En el ámbito jurídico, la delimitación entre consumidor y operador económico está sujeta a una interpretación estricta de las finalidades del contrato. Según el TJUE, como quedó reflejado en el asunto C-110/14 (Costea), la condición de consumidor debe analizarse objetivamente, en función del contrato y no de la situación subjetiva de la persona. Es decir, una persona que actúa con una finalidad profesional, aunque sea futura, no puede beneficiarse de las disposiciones protectoras del consumidor.

El TS, en la sentencia STS 2885/2024, ha dejado claro que la actividad profesional del adquirente es el factor determinante, pero siempre que haya una vinculación DIRECTA. De este modo, si un bien o servicio es utilizado en el marco de una operación comercial, no puede considerarse consumidor, aunque no se trate de una actividad empresarial principal o consolidada.

  1. Implicaciones para los Derechos de los Consumidores en Contratos Comerciales

La correcta interpretación del concepto de consumidor tiene consecuencias significativas en la aplicación de los derechos protectores previstos en la legislación española y comunitaria.

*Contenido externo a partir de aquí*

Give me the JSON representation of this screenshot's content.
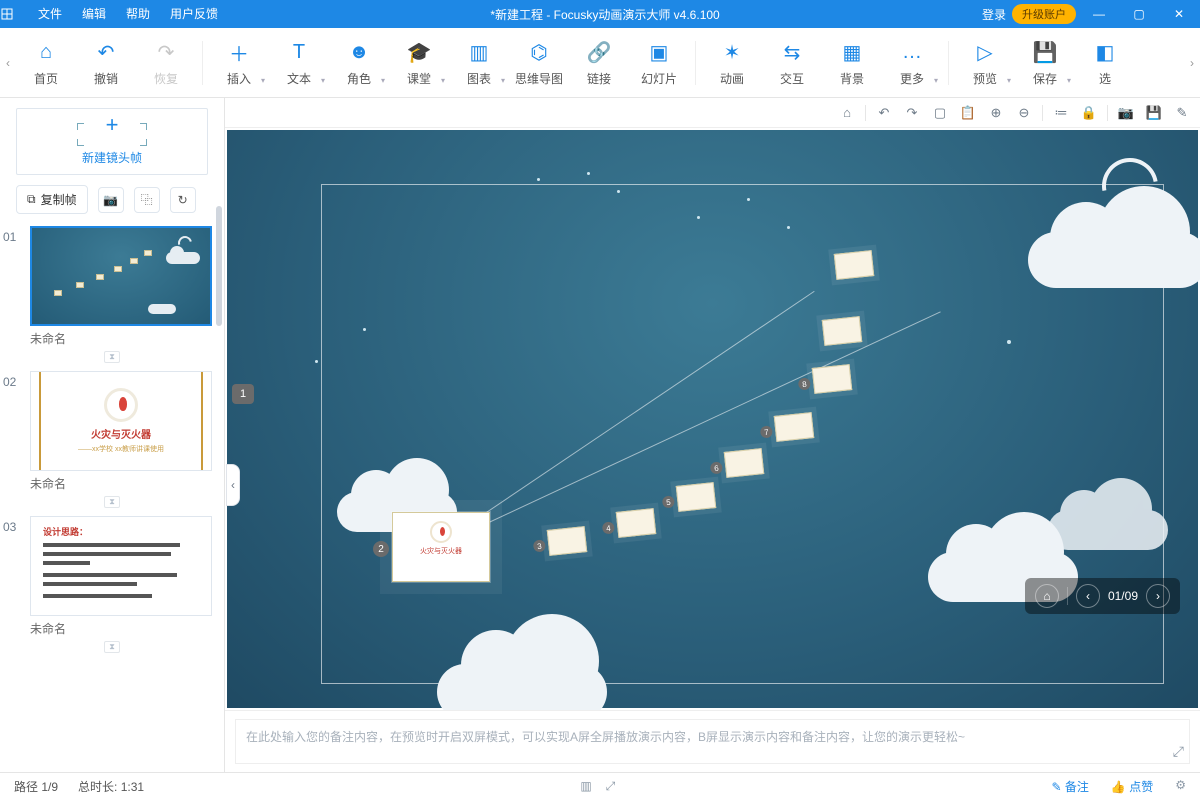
{
  "titlebar": {
    "menus": [
      "文件",
      "编辑",
      "帮助",
      "用户反馈"
    ],
    "title": "*新建工程 - Focusky动画演示大师  v4.6.100",
    "login": "登录",
    "upgrade": "升级账户"
  },
  "ribbon": {
    "items": [
      {
        "label": "首页",
        "glyph": "⌂"
      },
      {
        "label": "撤销",
        "glyph": "↶"
      },
      {
        "label": "恢复",
        "glyph": "↷",
        "off": true
      },
      {
        "sep": true
      },
      {
        "label": "插入",
        "glyph": "＋",
        "dd": true
      },
      {
        "label": "文本",
        "glyph": "T",
        "dd": true
      },
      {
        "label": "角色",
        "glyph": "☻",
        "dd": true
      },
      {
        "label": "课堂",
        "glyph": "🎓",
        "dd": true
      },
      {
        "label": "图表",
        "glyph": "▥",
        "dd": true
      },
      {
        "label": "思维导图",
        "glyph": "⌬"
      },
      {
        "label": "链接",
        "glyph": "🔗"
      },
      {
        "label": "幻灯片",
        "glyph": "▣"
      },
      {
        "sep": true
      },
      {
        "label": "动画",
        "glyph": "✶"
      },
      {
        "label": "交互",
        "glyph": "⇆"
      },
      {
        "label": "背景",
        "glyph": "▦"
      },
      {
        "label": "更多",
        "glyph": "…",
        "dd": true
      },
      {
        "sep": true
      },
      {
        "label": "预览",
        "glyph": "▷",
        "dd": true
      },
      {
        "label": "保存",
        "glyph": "💾",
        "dd": true
      },
      {
        "label": "选",
        "glyph": "◧"
      }
    ]
  },
  "newframe_label": "新建镜头帧",
  "copyframe_label": "复制帧",
  "slides": [
    {
      "num": "01",
      "cap": "未命名",
      "kind": "sky",
      "sel": true
    },
    {
      "num": "02",
      "cap": "未命名",
      "kind": "fire",
      "title": "火灾与灭火器",
      "sub": "——xx学校 xx教师讲课使用"
    },
    {
      "num": "03",
      "cap": "未命名",
      "kind": "doc",
      "heading": "设计思路："
    }
  ],
  "canvas": {
    "marker1": "1",
    "nodes": [
      {
        "l": 321,
        "t": 398,
        "n": "3"
      },
      {
        "l": 390,
        "t": 380,
        "n": "4"
      },
      {
        "l": 450,
        "t": 354,
        "n": "5"
      },
      {
        "l": 498,
        "t": 320,
        "n": "6"
      },
      {
        "l": 548,
        "t": 284,
        "n": "7"
      },
      {
        "l": 586,
        "t": 236,
        "n": "8"
      },
      {
        "l": 596,
        "t": 188
      },
      {
        "l": 608,
        "t": 122
      }
    ],
    "mainnode_num": "2"
  },
  "notes_placeholder": "在此处输入您的备注内容，在预览时开启双屏模式，可以实现A屏全屏播放演示内容，B屏显示演示内容和备注内容，让您的演示更轻松~",
  "pager": {
    "cur": "01",
    "tot": "09"
  },
  "status": {
    "path": "路径 1/9",
    "dur": "总时长: 1:31",
    "notes_btn": "备注",
    "like_btn": "点赞"
  }
}
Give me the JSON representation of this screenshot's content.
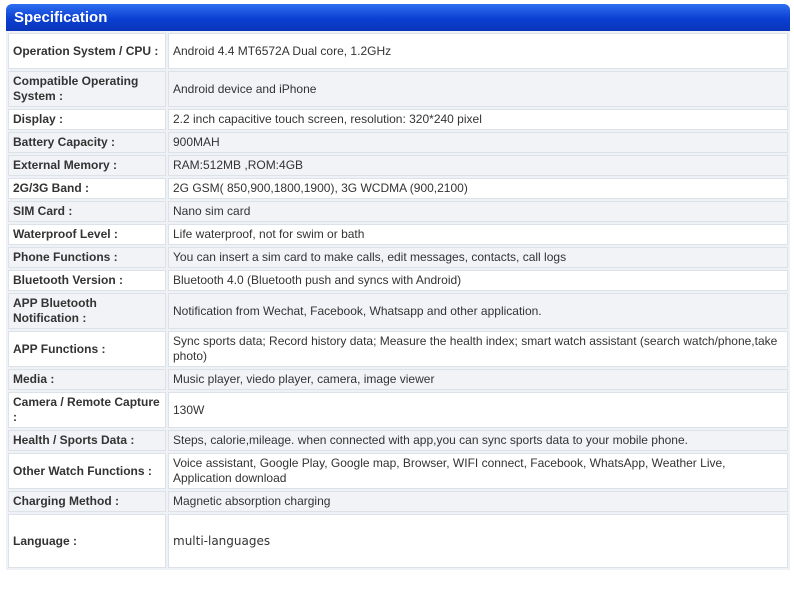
{
  "title": "Specification",
  "rows": [
    {
      "label": "Operation System / CPU :",
      "value": "Android 4.4 MT6572A Dual core, 1.2GHz"
    },
    {
      "label": "Compatible Operating System :",
      "value": "Android device and iPhone"
    },
    {
      "label": "Display :",
      "value": "2.2 inch capacitive touch screen, resolution: 320*240 pixel"
    },
    {
      "label": "Battery Capacity :",
      "value": "900MAH"
    },
    {
      "label": "External Memory :",
      "value": "RAM:512MB ,ROM:4GB"
    },
    {
      "label": "2G/3G Band :",
      "value": "2G GSM( 850,900,1800,1900), 3G WCDMA (900,2100)"
    },
    {
      "label": "SIM Card :",
      "value": "Nano sim card"
    },
    {
      "label": "Waterproof Level :",
      "value": "Life waterproof, not for swim or bath"
    },
    {
      "label": "Phone Functions :",
      "value": "You can insert a sim card to make calls, edit messages, contacts, call logs"
    },
    {
      "label": "Bluetooth Version :",
      "value": "Bluetooth 4.0 (Bluetooth push and syncs with Android)"
    },
    {
      "label": "APP Bluetooth Notification :",
      "value": "Notification from Wechat, Facebook, Whatsapp and other application."
    },
    {
      "label": "APP Functions :",
      "value": "Sync sports data; Record history data; Measure the health index; smart watch assistant (search watch/phone,take photo)"
    },
    {
      "label": "Media :",
      "value": "Music player, viedo player, camera, image viewer"
    },
    {
      "label": "Camera / Remote Capture :",
      "value": "130W"
    },
    {
      "label": "Health / Sports Data :",
      "value": "Steps, calorie,mileage. when connected with app,you can sync sports data to your mobile phone."
    },
    {
      "label": "Other Watch Functions :",
      "value": "Voice assistant, Google Play, Google map, Browser, WIFI connect, Facebook, WhatsApp, Weather Live, Application download"
    },
    {
      "label": "Charging Method :",
      "value": "Magnetic absorption charging"
    },
    {
      "label": "Language :",
      "value": "multi-languages"
    }
  ]
}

Al definir de manera precisa quién puede acogerse a las normativas de protección, como la Ley General para la Defensa de los Consumidores y Usuarios o las Directivas Europeas, se refuerza la seguridad jurídica tanto para los consumidores como para los empresarios.

Esta delimitación es especialmente relevante en contratos bancarios, donde las entidades pueden intentar acreditar una finalidad profesional a fin de eludir la protectora normativa de consumo. Sin embargo, la jurisprudencia del TS, apoyada en el TJUE, subraya que la mera insinuación de una finalidad profesional no es suficiente; debe estar probada de manera concluyente.

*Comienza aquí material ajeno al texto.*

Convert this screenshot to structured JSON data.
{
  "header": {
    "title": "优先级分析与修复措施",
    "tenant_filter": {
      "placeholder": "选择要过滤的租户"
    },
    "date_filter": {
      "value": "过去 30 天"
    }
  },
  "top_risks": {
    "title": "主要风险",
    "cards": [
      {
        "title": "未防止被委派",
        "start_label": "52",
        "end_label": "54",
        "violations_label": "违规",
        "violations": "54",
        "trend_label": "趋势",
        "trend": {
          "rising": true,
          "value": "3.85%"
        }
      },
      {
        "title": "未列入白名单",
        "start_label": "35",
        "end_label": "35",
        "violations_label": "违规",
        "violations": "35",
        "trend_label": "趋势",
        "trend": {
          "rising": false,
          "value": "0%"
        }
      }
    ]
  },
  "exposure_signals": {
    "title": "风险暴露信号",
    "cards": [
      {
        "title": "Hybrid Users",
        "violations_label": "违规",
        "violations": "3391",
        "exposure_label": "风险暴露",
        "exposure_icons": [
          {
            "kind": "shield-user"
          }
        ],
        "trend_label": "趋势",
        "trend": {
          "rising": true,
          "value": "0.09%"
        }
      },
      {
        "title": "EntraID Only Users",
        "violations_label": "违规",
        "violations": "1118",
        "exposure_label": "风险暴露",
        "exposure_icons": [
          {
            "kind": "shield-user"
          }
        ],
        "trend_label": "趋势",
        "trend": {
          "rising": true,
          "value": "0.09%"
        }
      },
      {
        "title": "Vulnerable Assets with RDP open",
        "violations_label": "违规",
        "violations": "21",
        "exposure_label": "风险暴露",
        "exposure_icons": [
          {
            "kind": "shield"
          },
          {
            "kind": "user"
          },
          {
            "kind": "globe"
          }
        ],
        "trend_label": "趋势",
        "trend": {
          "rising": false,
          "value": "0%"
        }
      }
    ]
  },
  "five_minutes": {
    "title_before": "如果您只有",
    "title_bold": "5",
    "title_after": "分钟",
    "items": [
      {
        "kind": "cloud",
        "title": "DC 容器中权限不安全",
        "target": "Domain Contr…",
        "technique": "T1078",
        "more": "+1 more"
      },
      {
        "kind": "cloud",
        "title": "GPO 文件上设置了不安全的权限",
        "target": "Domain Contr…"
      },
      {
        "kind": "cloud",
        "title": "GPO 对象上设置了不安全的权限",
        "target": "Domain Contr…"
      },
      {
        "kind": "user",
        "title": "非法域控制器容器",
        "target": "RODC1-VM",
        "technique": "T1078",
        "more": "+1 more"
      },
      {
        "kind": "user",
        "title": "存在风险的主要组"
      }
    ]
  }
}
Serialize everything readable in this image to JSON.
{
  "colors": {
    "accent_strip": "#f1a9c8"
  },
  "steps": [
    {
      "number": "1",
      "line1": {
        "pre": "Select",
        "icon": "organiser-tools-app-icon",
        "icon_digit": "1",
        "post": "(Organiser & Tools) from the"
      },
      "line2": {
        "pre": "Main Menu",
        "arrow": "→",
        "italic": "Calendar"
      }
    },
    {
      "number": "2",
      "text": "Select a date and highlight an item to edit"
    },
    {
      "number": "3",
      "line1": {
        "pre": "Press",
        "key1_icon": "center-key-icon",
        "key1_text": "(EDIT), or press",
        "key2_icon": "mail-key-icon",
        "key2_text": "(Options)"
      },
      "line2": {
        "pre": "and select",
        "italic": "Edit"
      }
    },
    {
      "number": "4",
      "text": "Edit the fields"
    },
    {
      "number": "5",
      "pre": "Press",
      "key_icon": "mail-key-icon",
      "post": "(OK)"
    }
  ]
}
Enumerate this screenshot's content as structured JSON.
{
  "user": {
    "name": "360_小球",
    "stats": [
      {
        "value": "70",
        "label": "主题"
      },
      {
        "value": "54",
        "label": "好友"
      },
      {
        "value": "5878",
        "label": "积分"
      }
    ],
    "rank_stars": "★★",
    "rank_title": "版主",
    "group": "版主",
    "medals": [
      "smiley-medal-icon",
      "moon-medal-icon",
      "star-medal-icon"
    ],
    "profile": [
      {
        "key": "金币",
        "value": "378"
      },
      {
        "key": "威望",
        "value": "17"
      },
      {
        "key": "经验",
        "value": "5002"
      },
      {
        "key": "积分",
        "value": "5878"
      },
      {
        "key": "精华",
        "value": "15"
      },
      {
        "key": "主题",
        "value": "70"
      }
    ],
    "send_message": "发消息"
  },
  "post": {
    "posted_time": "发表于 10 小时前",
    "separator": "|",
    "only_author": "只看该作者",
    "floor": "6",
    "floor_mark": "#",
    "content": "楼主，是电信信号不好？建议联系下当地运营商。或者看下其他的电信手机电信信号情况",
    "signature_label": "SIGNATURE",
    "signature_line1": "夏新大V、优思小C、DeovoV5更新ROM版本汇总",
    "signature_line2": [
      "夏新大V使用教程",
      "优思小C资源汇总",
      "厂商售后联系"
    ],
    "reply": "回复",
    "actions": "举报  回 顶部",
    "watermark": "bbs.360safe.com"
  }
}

  1. La Carga de la Prueba en la Condición de Consumidor: Un Análisis Profundo

Uno de los aspectos clave que se desprende de la analizada sentencia de mayo de 2024 es la importancia de la carga de la prueba en la determinación de la condición de consumidor. Conforme al artículo 217 de la LEC, corresponde a quien niega esta cualidad la obligación de probar que el contrato estaba relacionado con una actividad profesional. En este sentido, el TS reafirma que, en ausencia de pruebas concluyentes sobre el uso comercial del bien o servicio, debe prevalecer la protección al consumidor.

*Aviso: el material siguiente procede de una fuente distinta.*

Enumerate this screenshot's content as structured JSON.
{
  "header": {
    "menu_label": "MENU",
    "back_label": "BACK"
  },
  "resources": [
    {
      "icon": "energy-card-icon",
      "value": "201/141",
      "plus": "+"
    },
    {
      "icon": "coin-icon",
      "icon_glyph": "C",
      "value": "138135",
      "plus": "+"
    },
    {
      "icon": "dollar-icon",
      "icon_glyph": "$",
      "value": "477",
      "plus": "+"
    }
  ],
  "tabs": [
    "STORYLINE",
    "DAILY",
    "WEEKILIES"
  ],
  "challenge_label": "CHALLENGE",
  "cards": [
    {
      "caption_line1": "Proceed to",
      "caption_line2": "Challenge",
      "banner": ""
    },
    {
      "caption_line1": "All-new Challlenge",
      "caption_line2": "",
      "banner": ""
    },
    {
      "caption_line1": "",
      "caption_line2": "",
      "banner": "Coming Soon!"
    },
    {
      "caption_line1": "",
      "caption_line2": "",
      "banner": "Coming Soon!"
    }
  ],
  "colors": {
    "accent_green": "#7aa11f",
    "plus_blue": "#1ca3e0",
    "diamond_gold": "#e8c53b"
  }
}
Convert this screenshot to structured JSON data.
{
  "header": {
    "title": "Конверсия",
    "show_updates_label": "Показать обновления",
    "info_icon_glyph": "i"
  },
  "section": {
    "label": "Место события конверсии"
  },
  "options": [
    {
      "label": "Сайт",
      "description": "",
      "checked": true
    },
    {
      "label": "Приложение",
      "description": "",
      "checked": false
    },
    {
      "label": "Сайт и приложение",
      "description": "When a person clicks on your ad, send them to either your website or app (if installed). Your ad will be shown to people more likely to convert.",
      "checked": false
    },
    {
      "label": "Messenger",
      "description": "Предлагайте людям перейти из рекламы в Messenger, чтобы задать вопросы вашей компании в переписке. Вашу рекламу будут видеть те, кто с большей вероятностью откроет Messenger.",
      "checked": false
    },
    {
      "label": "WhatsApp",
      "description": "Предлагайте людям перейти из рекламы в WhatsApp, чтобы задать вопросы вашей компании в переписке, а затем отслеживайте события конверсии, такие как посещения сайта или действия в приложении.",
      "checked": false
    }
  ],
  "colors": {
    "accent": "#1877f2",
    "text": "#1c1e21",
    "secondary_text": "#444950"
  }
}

Este principio refuerza la posición de los consumidores en los litigios, ya que obliga a la parte contraria a acreditar fehacientemente la existencia de una finalidad profesional, y no simplemente sugerirla.

  1. Conclusiones: La Evolución del Concepto de Consumidor y su Impacto en el Futuro

Tal y como afirma la STS 1184/2023, de 18 de julio, citada en nuestra sentencia analizada, la única regla al respecto podría formularse a sensu contrario: “si no constara que el bien o servicio objeto del contrato se destinara a una actividad empresarial o profesional, no podría negarse la cualidad de consumidora a la persona que, subjetivamente, reúna los requisitos para ello: ser persona física o persona jurídica sin ánimo de lucro.